Susan did, figuring what did it matter anyway.

So, last words:

“Take notes.”

“I hated crocheting.”

“Bring me a bottle of Chivas.”

How did it come to that? How did it, for that incredibly accomplished woman, all come down to wanting one more drink?

What I know: My father cheated. I didn’t know it then. When I was a kid and the fights were raging, I thought—gleaning from what I overheard—that my dad had kissed another woman at a party. In retrospect, this seems woefully naive, but truly it was one of the few facts I could pluck from the chaos. Facts were not easy to come by at our house. As I remember, although I am not sure about this, I viewed this betrayal as minor, more a curiosity than a cause. It only confused me: How could that cause this? As I said, I was a daddy’s girl. Still their fights, as I heard them/recall them, didn’t have narrative. A coherent plotline. Logic. This accusation surfaced only now and then. Reality was obfuscated. There was no apparent evidence that my dad was out gallivanting. My parents were always together. When my dad wasn’t with my mom, he was with us. That’s the way it seemed.
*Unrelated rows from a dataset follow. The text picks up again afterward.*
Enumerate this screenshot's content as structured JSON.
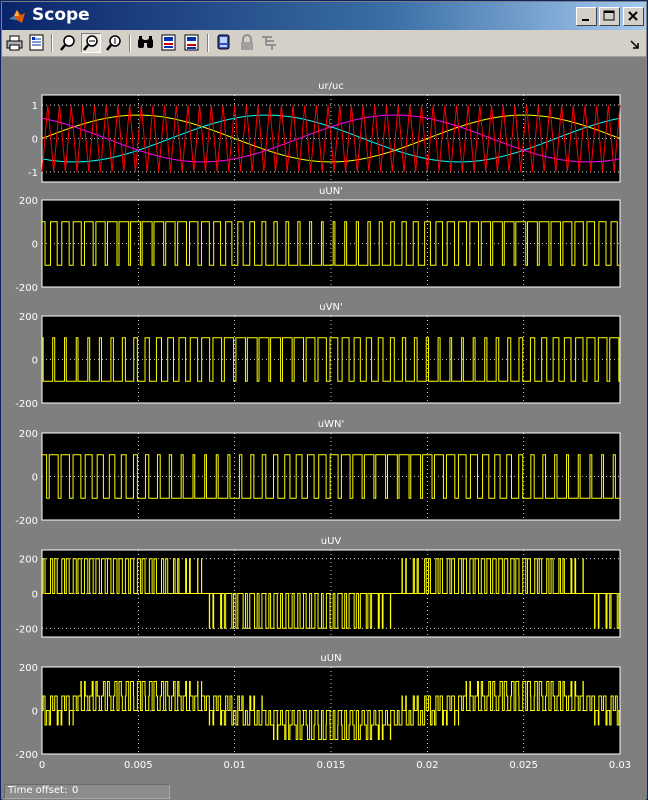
{
  "window": {
    "title": "Scope"
  },
  "toolbar": {
    "buttons": [
      {
        "name": "print",
        "icon": "printer-icon"
      },
      {
        "name": "parameters",
        "icon": "parameters-icon"
      },
      {
        "name": "zoom",
        "icon": "zoom-icon"
      },
      {
        "name": "zoom-x",
        "icon": "zoom-x-axis-icon",
        "pressed": true
      },
      {
        "name": "zoom-y",
        "icon": "zoom-y-axis-icon"
      },
      {
        "name": "autoscale",
        "icon": "binoculars-icon"
      },
      {
        "name": "save-axes",
        "icon": "save-axes-settings-icon"
      },
      {
        "name": "restore-axes",
        "icon": "restore-axes-settings-icon"
      },
      {
        "name": "floating-scope",
        "icon": "floating-scope-icon"
      },
      {
        "name": "lock-axes",
        "icon": "lock-icon"
      },
      {
        "name": "signal-selection",
        "icon": "signal-selection-icon"
      }
    ],
    "dock_icon": "dock-arrow-icon"
  },
  "colors": {
    "plot_bg": "#000000",
    "figure_bg": "#7f7f7f",
    "trace_yellow": "#ffff00",
    "trace_cyan": "#00ffff",
    "trace_magenta": "#ff00ff",
    "trace_red": "#ff0000",
    "grid": "#ffffff"
  },
  "status": {
    "label": "Time offset:",
    "value": "0"
  },
  "chart_data": [
    {
      "type": "line",
      "title": "ur/uc",
      "ylim": [
        -1.3,
        1.3
      ],
      "yticks": [
        "1",
        "0",
        "-1"
      ],
      "xlim": [
        0,
        0.03
      ],
      "grid": true,
      "series": [
        {
          "kind": "sine",
          "amplitude": 0.7,
          "frequency": 50,
          "phase_deg": 0,
          "color": "#ffff00"
        },
        {
          "kind": "sine",
          "amplitude": 0.7,
          "frequency": 50,
          "phase_deg": -120,
          "color": "#00ffff"
        },
        {
          "kind": "sine",
          "amplitude": 0.7,
          "frequency": 50,
          "phase_deg": 120,
          "color": "#ff00ff"
        },
        {
          "kind": "triangle",
          "amplitude": 1,
          "frequency": 1650,
          "color": "#ff0000"
        }
      ]
    },
    {
      "type": "line",
      "title": "uUN'",
      "ylim": [
        -200,
        200
      ],
      "yticks": [
        "200",
        "0",
        "-200"
      ],
      "xlim": [
        0,
        0.03
      ],
      "grid": true,
      "series": [
        {
          "kind": "pwm",
          "amplitude": 100,
          "modulation": 0.7,
          "carrier_frequency": 1650,
          "frequency": 50,
          "phase_deg": 0,
          "color": "#ffff00"
        }
      ]
    },
    {
      "type": "line",
      "title": "uVN'",
      "ylim": [
        -200,
        200
      ],
      "yticks": [
        "200",
        "0",
        "-200"
      ],
      "xlim": [
        0,
        0.03
      ],
      "grid": true,
      "series": [
        {
          "kind": "pwm",
          "amplitude": 100,
          "modulation": 0.7,
          "carrier_frequency": 1650,
          "frequency": 50,
          "phase_deg": -120,
          "color": "#ffff00"
        }
      ]
    },
    {
      "type": "line",
      "title": "uWN'",
      "ylim": [
        -200,
        200
      ],
      "yticks": [
        "200",
        "0",
        "-200"
      ],
      "xlim": [
        0,
        0.03
      ],
      "grid": true,
      "series": [
        {
          "kind": "pwm",
          "amplitude": 100,
          "modulation": 0.7,
          "carrier_frequency": 1650,
          "frequency": 50,
          "phase_deg": 120,
          "color": "#ffff00"
        }
      ]
    },
    {
      "type": "line",
      "title": "uUV",
      "ylim": [
        -250,
        250
      ],
      "yticks": [
        "200",
        "0",
        "-200"
      ],
      "xlim": [
        0,
        0.03
      ],
      "grid": true,
      "series": [
        {
          "kind": "pwm_diff",
          "amplitude": 100,
          "modulation": 0.7,
          "carrier_frequency": 1650,
          "frequency": 50,
          "phase_a_deg": 0,
          "phase_b_deg": -120,
          "color": "#ffff00"
        }
      ]
    },
    {
      "type": "line",
      "title": "uUN",
      "ylim": [
        -200,
        200
      ],
      "yticks": [
        "200",
        "0",
        "-200"
      ],
      "xlim": [
        0,
        0.03
      ],
      "grid": true,
      "xticks": [
        "0",
        "0.005",
        "0.01",
        "0.015",
        "0.02",
        "0.025",
        "0.03"
      ],
      "series": [
        {
          "kind": "pwm_phase",
          "amplitude": 100,
          "modulation": 0.7,
          "carrier_frequency": 1650,
          "frequency": 50,
          "phase_deg": 0,
          "color": "#ffff00"
        }
      ]
    }
  ]
}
Then, long after she died, he wrote a garbled confessional memoir that he gave to my husband with the admonition not to show it to me. I read it anyway. A depressingly familiar Hollywood story—a weak man let loose in a candy store. Success and a modicum of fame
and glamour screws up a lot of people. Am I letting him off the hook even now? I don’t know.

And I don’t know how much my mother knew. Still, when she said “I hated crocheting,” was she settling a score, my misplaced loyalty to my dad, or was she simply scattershot mean, or did she just not really like me?
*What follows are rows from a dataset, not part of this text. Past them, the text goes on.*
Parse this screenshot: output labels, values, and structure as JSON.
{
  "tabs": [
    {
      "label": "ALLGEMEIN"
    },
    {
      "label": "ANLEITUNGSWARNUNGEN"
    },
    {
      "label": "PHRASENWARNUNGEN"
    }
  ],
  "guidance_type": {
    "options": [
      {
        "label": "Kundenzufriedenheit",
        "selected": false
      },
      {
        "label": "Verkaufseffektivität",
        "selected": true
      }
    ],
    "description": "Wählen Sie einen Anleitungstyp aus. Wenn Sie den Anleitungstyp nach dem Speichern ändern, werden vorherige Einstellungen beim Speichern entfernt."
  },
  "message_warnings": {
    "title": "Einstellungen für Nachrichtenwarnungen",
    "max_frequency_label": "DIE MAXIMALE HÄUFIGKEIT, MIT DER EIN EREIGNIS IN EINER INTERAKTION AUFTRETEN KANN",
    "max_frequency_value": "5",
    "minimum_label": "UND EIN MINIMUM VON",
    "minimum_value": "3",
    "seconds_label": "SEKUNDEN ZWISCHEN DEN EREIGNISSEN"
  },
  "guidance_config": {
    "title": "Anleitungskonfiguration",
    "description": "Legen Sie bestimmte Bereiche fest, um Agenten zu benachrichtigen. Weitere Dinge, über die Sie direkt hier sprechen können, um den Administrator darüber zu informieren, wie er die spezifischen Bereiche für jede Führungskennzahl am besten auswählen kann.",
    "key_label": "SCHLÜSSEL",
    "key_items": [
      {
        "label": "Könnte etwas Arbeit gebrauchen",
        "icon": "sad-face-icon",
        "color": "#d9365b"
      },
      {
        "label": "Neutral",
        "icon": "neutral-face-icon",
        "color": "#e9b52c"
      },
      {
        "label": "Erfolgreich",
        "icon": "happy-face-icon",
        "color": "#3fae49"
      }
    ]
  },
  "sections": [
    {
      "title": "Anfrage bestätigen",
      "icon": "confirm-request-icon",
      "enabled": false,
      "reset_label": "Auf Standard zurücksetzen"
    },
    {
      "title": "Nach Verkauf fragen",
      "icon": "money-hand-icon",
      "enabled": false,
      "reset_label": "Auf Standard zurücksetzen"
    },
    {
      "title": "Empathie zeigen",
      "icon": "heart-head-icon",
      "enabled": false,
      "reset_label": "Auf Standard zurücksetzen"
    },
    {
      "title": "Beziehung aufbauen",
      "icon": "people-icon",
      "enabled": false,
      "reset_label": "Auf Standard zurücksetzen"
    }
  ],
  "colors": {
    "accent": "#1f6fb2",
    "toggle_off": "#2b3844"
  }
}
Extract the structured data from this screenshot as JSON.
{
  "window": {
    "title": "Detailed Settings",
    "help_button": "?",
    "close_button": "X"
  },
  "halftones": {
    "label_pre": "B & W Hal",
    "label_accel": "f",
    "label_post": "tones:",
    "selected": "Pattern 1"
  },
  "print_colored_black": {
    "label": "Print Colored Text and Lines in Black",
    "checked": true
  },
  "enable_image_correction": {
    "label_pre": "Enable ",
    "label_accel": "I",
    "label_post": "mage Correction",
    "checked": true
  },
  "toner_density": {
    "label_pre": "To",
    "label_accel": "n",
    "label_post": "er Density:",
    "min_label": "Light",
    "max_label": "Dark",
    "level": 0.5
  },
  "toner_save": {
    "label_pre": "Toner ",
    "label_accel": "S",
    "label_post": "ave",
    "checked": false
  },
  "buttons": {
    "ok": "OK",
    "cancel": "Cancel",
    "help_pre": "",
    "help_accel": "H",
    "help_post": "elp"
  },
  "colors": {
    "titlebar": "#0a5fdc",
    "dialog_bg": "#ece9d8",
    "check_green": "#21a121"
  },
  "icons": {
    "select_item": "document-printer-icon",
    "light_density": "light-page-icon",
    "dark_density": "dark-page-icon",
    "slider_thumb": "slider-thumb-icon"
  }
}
Did she just not really like me?
I wrote that so easily, and yet, more to the point: Did she not like me when she was drunk, but like me when she was sober? Who was she really? The night mom or the day mom? Will the real mom please stand up?

My dad’s memoir was not the story of a man who had character, that’s for sure. Or any self-awareness. Do I think it was true? In the overall. His other book
, We Thought We Could Do Anything
, however, was a well of misinformation, including the year I was born. Over time I heard him change his Hollywood stories, the ones he loved to tell about stars he knew or what happened on the set. As a result I never believe anyone’s Hollywood story, because the point of it, at least for my dad, was not the story, but being able to tell it:
I know this, I was there.

Does my father’s cheating explain my mother’s self-destruction? Not to me. President Clinton humiliated Hillary time and time again. She became a senator and then secretary of state. Her husband cheated and she
traveled to 109 countries negotiating things like treaties. My mother’s beloved brother died when I was eight or nine or so, I’m not sure exactly. Did that contribute to her alcoholic collapse? Maybe. Maybe not. Cause and effect? There is no inevitable. Nothing neat and simple. My mother had a whopping genetic predisposition to alcohol and demons I can’t begin to guess at.

Which is why I can’t write about my mother. I have no idea who she was.